2nd Act - Tuscany. Anguish.
"Faya, Faya," the soft whispering wind, pushing me. My eyes fluttered open. I sat up. I looked around. I looked at Ariel.
He smiled at me, a secret, pleased smile. His hands were together, as if in prayer.
"How long have you been there?"
"One thousand years."
I blinked at him sleepily. That is a silly amount of years, I thought. It is a fairy tale amount of years.
"How do you feel? Do you need anything?" he asked, quietly.
"I feel strung out," I said, swallowing, brow knitted with the effort.
"Do you want to sleep more?"
I shook my head.
He hugged me, which woke me up fast. Ariel is really very much not human. He looks human from a distance but he's not, more so than all immortals I have ever encountered. It is very strange to be hugged by an apparition. His smell overwhelmed my senses. It smelled like being buried alive.
"I missed you."
We went to the open market together and found oil for my hair, which bleached it. I never questioned why Ariel was allowing himself to be visible, why he was not hiding, until it was much too late. I did not know then, important things, very important things about what exactly Ariel can do.
I did horrible things in Tuscany.
No matter how many times I try to tell it, this story is always the same. It does not want to start at the beginning. The details are many but they are meaningless.
The flesh of the story is that I was responsible for the deaths of many children, and that Eno was right to hate me, and he killed Laurent for it, Escha, and I can't take it back.
It's a slow revolution in my mind, what I remember. So much of it seems to come and go, clear one day and cloudy the next. You will have to forgive me, I think, if it does not want to all come in the correct order.

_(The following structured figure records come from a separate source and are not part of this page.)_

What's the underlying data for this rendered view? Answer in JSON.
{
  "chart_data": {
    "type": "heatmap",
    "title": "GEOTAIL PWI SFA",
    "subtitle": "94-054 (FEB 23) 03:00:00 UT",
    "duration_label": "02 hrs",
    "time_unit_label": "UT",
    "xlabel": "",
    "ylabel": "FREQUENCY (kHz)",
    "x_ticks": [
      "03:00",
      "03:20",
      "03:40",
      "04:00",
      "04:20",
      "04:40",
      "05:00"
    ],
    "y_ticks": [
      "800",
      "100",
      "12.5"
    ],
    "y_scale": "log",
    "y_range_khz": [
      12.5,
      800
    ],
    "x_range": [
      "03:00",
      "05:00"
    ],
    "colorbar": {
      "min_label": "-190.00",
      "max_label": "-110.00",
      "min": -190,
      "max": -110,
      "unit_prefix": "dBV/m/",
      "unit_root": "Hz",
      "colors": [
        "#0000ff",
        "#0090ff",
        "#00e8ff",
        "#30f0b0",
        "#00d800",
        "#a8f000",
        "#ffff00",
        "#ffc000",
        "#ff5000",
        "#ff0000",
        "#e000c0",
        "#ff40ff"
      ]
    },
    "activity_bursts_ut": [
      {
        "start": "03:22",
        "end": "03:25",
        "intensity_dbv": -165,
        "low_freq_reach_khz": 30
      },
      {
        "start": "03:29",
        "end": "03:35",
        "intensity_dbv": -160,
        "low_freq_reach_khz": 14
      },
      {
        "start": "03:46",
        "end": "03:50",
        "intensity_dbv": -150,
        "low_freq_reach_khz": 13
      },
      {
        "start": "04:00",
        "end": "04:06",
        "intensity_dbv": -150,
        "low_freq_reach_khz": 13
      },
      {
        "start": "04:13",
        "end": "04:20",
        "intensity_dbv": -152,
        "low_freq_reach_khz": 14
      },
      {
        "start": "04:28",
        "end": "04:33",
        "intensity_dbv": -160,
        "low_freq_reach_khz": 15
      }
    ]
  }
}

Eno arrived on my doorstep in the middle of the night with his illegitimate son Carol and a note which explained that he had come to be of service to me and could not speak due to a problem he had encountered on his way in his life. The problem had been a scuffle with a group of merchants, but he never told me what the scuffle was about. They had tried to cut out his tongue, but he'd gotten away. His ability to speak mostly recovered by the time we parted, but he always spoke with an almost unnoticeable halting smokiness because of the trouble.
Carol was young, a year old at the time, and I took Eno into my home in part because of Carol. He was the sort of child who has that certain way about them which brightens the world. His hair was dark brown. Eno's was black. He must have been a Russian. What he was doing in Tuscany I cannot fathom, but his language was close to mine at the time, so there was not a problem.
It was his unfortunate timing that was the worst thing. I was not who I am now when I was master of the defense school then. I was half mad with loneliness and confusion about my condition, which was a lot less sultry 2000 years in. It was the existence part that was the hardest, the living without a purpose, all of the lies and zigzagging that were essential to being a part of living society.
I made money by owning a large house that is so much dust and buried timber now, by renting out rooms to boys from rich families who were doing whatever kinds of training to be better citizen soldiers, and with the money I paid their teachers and their boy servants who in turn had lower boy servants. It was as a lower boy servant that Eno began, but he eventually became my personal under servant, and he submitted to my rages and my eccentricities with patience, surefooted and knowledgeable about my desires before I knew about them.
He was present with a cup of tea as soon as I knew I wanted one, as a well folded, pressed towel after a teaching session on a warm day, as a bowed head washing from my feet the dust of the hard packed duel yard and exercise plaza. I wore long robes then, the same as now, and he swept the outdoor hallways diligently to make sure that the fabric that dragged behind me did not pick up enough detritus to be unsalvageable in his laundry basins. He always kept a clear head and worked full days.
At the end of the day he would go to Carol, all smiles and relief. Eno's room was beside mine, so that he could hear me if I called him, but more often it was me who was listening to him through the thin wall, playing games with Carol and teaching him new words. I am sorry to say that I was jealous of his happiness, of his joy, and that it began when I took Carol away.
***
He never deserved it, and I don't think that any of my torment was meant to break him in any way, but I can't think what it was for. It did not make me feel better to do it.
Carol was four years old when he began sleeping in my room. I was familiar to him, so he was not frightened. Eno was a little frightened of me, because of knowing that I was not quite human. It was impossible for him not to notice, close as he was to me.
He had been standing on the open terrace, holding his son. I stood beside him, and we listened to the familiar calling and scuffling and far away shouting of the boys in the exercise yard behind the low trees, up the long path. I held my arms out for the child.
It confused him, because I had never showed any interest in Carol. His hesitation increased my insistence. Carol did not wake up when Eno handed him to me. The child was not heavy.
Eno pounded on my door all night, sobbing and calling my name while Carol screamed. It did not give me satisfaction to emasculate Carol. I merely did it. I imagine that the expression on my face was dour and without line. I held the sobbing child until he slept, but Eno persisted with pounding at my door until Ariel pulled him off of it, which was the first time Eno ever saw Ariel. After that, silence.